One of the cardinal rules of investing is to avoid large losses that can be difficult to recover from. Selling shares at a loss can be a way to cut losses early and preserve capital for future opportunities. This is often referred to as “stop-loss” selling.

For example, if an investor’s analysis indicates that a stock’s fundamental value has deteriorated or market conditions have changed significantly, it may be prudent to sell the stock before the losses deepen. This approach helps in mitigating further losses and protecting the investor’s remaining capital.


4. Opportunity Cost


Every dollar invested in a losing stock is a dollar that could potentially be invested in a more promising opportunity. By selling a losing position, investors can free up capital to reinvest in stocks with better growth prospects or stronger fundamentals. This concept is known as managing opportunity cost.

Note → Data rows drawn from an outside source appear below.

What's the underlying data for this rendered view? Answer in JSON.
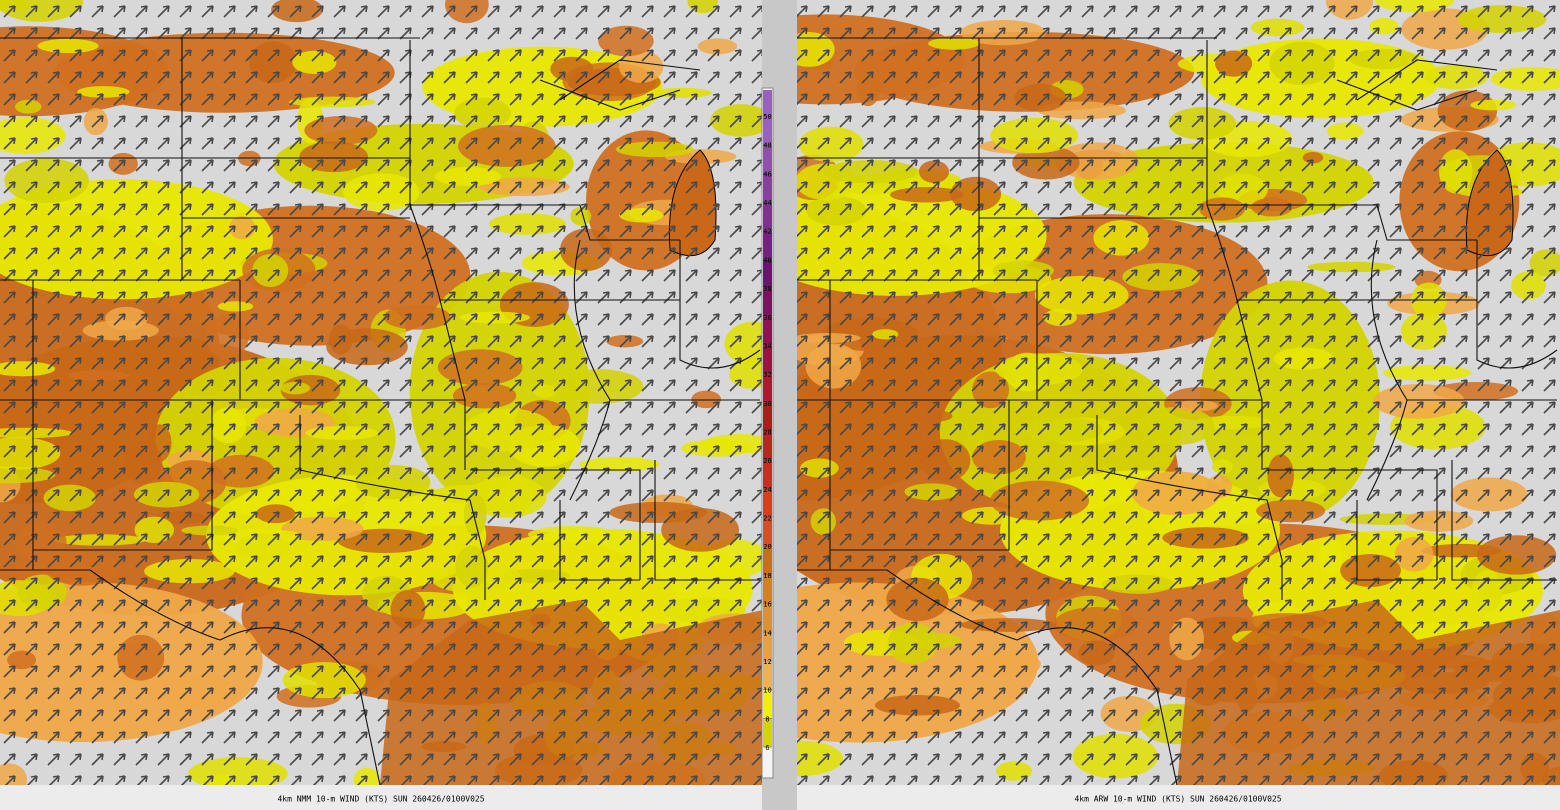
{
  "panels": [
    {
      "caption": "4km NMM 10-m WIND (KTS) SUN 260426/0100V025"
    },
    {
      "caption": "4km ARW 10-m WIND (KTS) SUN 260426/0100V025"
    }
  ],
  "colorbar": {
    "ticks": [
      6,
      8,
      10,
      12,
      14,
      16,
      18,
      20,
      22,
      24,
      26,
      28,
      30,
      32,
      34,
      36,
      38,
      40,
      42,
      44,
      46,
      48,
      50
    ],
    "colors": [
      "#d4d400",
      "#f0f000",
      "#f0b050",
      "#e8a040",
      "#e09030",
      "#d88020",
      "#c87018",
      "#d85020",
      "#d84018",
      "#c83018",
      "#b82818",
      "#a82018",
      "#b01830",
      "#a01040",
      "#901050",
      "#801060",
      "#701070",
      "#782080",
      "#803090",
      "#8840a0",
      "#9050b0",
      "#9860c0"
    ]
  }
}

For instance, if an investor holds a stock that is down 20%, but another stock with better growth potential has emerged, selling the underperforming stock allows the investor to reallocate funds to the more promising investment. This proactive approach can enhance overall portfolio performance.


5. Psychological Relief


Sometimes, selling a losing position provides psychological relief. Holding onto a losing investment can be stressful and emotionally taxing, causing anxiety and clouded judgment. By selling the stock, investors can gain peace of mind and refocus on more productive investment opportunities.

Investors relieved from stress of losing positions

For new investors, this psychological benefit can be significant. It helps them avoid the trap of “falling in love” with a stock and holding onto it despite its poor performance, which can lead to even greater losses.

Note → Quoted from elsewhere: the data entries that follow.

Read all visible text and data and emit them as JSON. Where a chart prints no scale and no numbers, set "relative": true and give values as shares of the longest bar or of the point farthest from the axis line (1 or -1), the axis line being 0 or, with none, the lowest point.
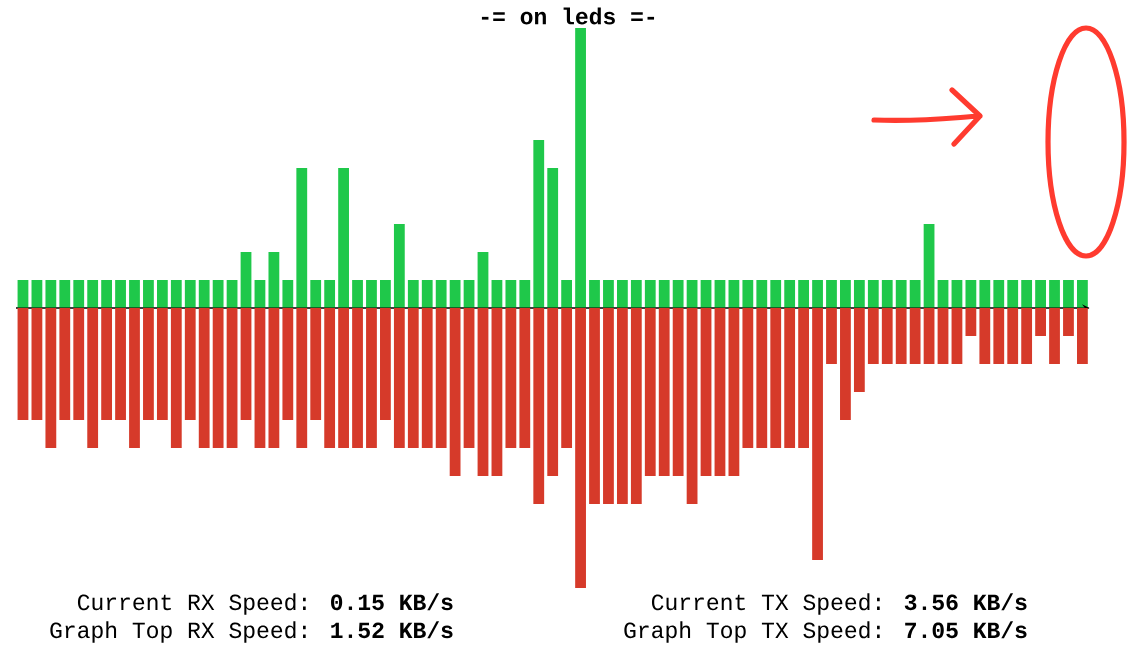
{
  "chart_data": [
    {
      "type": "bar",
      "title": "-= on leds =-",
      "relative": true,
      "categories": [
        null,
        null,
        null,
        null,
        null,
        null,
        null,
        null,
        null,
        null,
        null,
        null,
        null,
        null,
        null,
        null,
        null,
        null,
        null,
        null,
        null,
        null,
        null,
        null,
        null,
        null,
        null,
        null,
        null,
        null,
        null,
        null,
        null,
        null,
        null,
        null,
        null,
        null,
        null,
        null,
        null,
        null,
        null,
        null,
        null,
        null,
        null,
        null,
        null,
        null,
        null,
        null,
        null,
        null,
        null,
        null,
        null,
        null,
        null,
        null,
        null,
        null,
        null,
        null,
        null,
        null,
        null,
        null,
        null,
        null,
        null,
        null,
        null,
        null,
        null,
        null,
        null
      ],
      "series": [
        {
          "color": "#1fc84a",
          "values": [
            0.1,
            0.1,
            0.1,
            0.1,
            0.1,
            0.1,
            0.1,
            0.1,
            0.1,
            0.1,
            0.1,
            0.1,
            0.1,
            0.1,
            0.1,
            0.1,
            0.2,
            0.1,
            0.2,
            0.1,
            0.5,
            0.1,
            0.1,
            0.5,
            0.1,
            0.1,
            0.1,
            0.3,
            0.1,
            0.1,
            0.1,
            0.1,
            0.1,
            0.2,
            0.1,
            0.1,
            0.1,
            0.6,
            0.5,
            0.1,
            1,
            0.1,
            0.1,
            0.1,
            0.1,
            0.1,
            0.1,
            0.1,
            0.1,
            0.1,
            0.1,
            0.1,
            0.1,
            0.1,
            0.1,
            0.1,
            0.1,
            0.1,
            0.1,
            0.1,
            0.1,
            0.1,
            0.1,
            0.1,
            0.1,
            0.3,
            0.1,
            0.1,
            0.1,
            0.1,
            0.1,
            0.1,
            0.1,
            0.1,
            0.1,
            0.1,
            0.1
          ]
        }
      ]
    },
    {
      "type": "bar",
      "relative": true,
      "categories": [
        null,
        null,
        null,
        null,
        null,
        null,
        null,
        null,
        null,
        null,
        null,
        null,
        null,
        null,
        null,
        null,
        null,
        null,
        null,
        null,
        null,
        null,
        null,
        null,
        null,
        null,
        null,
        null,
        null,
        null,
        null,
        null,
        null,
        null,
        null,
        null,
        null,
        null,
        null,
        null,
        null,
        null,
        null,
        null,
        null,
        null,
        null,
        null,
        null,
        null,
        null,
        null,
        null,
        null,
        null,
        null,
        null,
        null,
        null,
        null,
        null,
        null,
        null,
        null,
        null,
        null,
        null,
        null,
        null,
        null,
        null,
        null,
        null,
        null,
        null,
        null,
        null
      ],
      "series": [
        {
          "color": "#d63a2a",
          "values": [
            -0.4,
            -0.4,
            -0.5,
            -0.4,
            -0.4,
            -0.5,
            -0.4,
            -0.4,
            -0.5,
            -0.4,
            -0.4,
            -0.5,
            -0.4,
            -0.5,
            -0.5,
            -0.5,
            -0.4,
            -0.5,
            -0.5,
            -0.4,
            -0.5,
            -0.4,
            -0.5,
            -0.5,
            -0.5,
            -0.5,
            -0.4,
            -0.5,
            -0.5,
            -0.5,
            -0.5,
            -0.6,
            -0.5,
            -0.6,
            -0.6,
            -0.5,
            -0.5,
            -0.7,
            -0.6,
            -0.5,
            -1,
            -0.7,
            -0.7,
            -0.7,
            -0.7,
            -0.6,
            -0.6,
            -0.6,
            -0.7,
            -0.6,
            -0.6,
            -0.6,
            -0.5,
            -0.5,
            -0.5,
            -0.5,
            -0.5,
            -0.9,
            -0.2,
            -0.4,
            -0.3,
            -0.2,
            -0.2,
            -0.2,
            -0.2,
            -0.2,
            -0.2,
            -0.2,
            -0.1,
            -0.2,
            -0.2,
            -0.2,
            -0.2,
            -0.1,
            -0.2,
            -0.1,
            -0.2
          ]
        }
      ],
      "annotations": [
        "Current RX Speed: **0.15 KB/s**",
        "Current TX Speed: **3.56 KB/s**",
        "Graph Top RX Speed: **1.52 KB/s**",
        "Graph Top TX Speed: **7.05 KB/s**"
      ]
    }
  ]
}
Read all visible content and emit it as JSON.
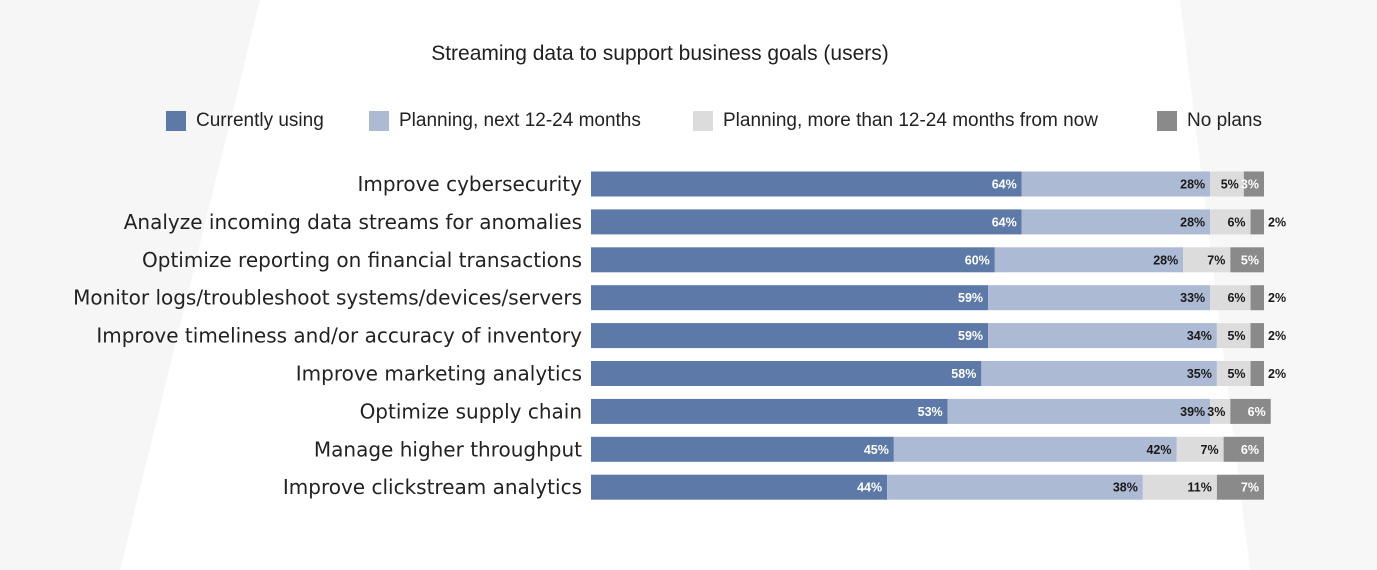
{
  "chart_data": {
    "type": "bar",
    "orientation": "horizontal",
    "stacked": true,
    "title": "Streaming data to support business goals (users)",
    "xlabel": "",
    "ylabel": "",
    "xlim": [
      0,
      100
    ],
    "grid": false,
    "legend_position": "top",
    "categories": [
      "Improve cybersecurity",
      "Analyze incoming data streams for anomalies",
      "Optimize reporting on financial transactions",
      "Monitor logs/troubleshoot systems/devices/servers",
      "Improve timeliness and/or accuracy of inventory",
      "Improve marketing analytics",
      "Optimize supply chain",
      "Manage higher throughput",
      "Improve clickstream analytics"
    ],
    "series": [
      {
        "name": "Currently using",
        "color": "#5c79a8",
        "label_color": "#ffffff",
        "values": [
          64,
          64,
          60,
          59,
          59,
          58,
          53,
          45,
          44
        ]
      },
      {
        "name": "Planning, next 12-24 months",
        "color": "#adbad4",
        "label_color": "#1a1a1a",
        "values": [
          28,
          28,
          28,
          33,
          34,
          35,
          39,
          42,
          38
        ]
      },
      {
        "name": "Planning, more than 12-24 months from now",
        "color": "#dcdcdc",
        "label_color": "#1a1a1a",
        "values": [
          5,
          6,
          7,
          6,
          5,
          5,
          3,
          7,
          11
        ]
      },
      {
        "name": "No plans",
        "color": "#8a8a8a",
        "label_color": "#ffffff",
        "values": [
          3,
          2,
          5,
          2,
          2,
          2,
          6,
          6,
          7
        ]
      }
    ],
    "value_suffix": "%"
  }
}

Selling shares at a loss is not inherently a sign of failure or poor judgment. Instead, it can be a strategic decision based on tax benefits, portfolio rebalancing, capital preservation, opportunity cost management, and psychological well-being. Understanding these reasons can help new investors make more informed decisions and navigate the complexities of the stock market with greater confidence.

Investing is as much about managing risks as it is about seeking rewards. By knowing when to cut losses, investors can protect their portfolios from significant downturns and position themselves for long-term success.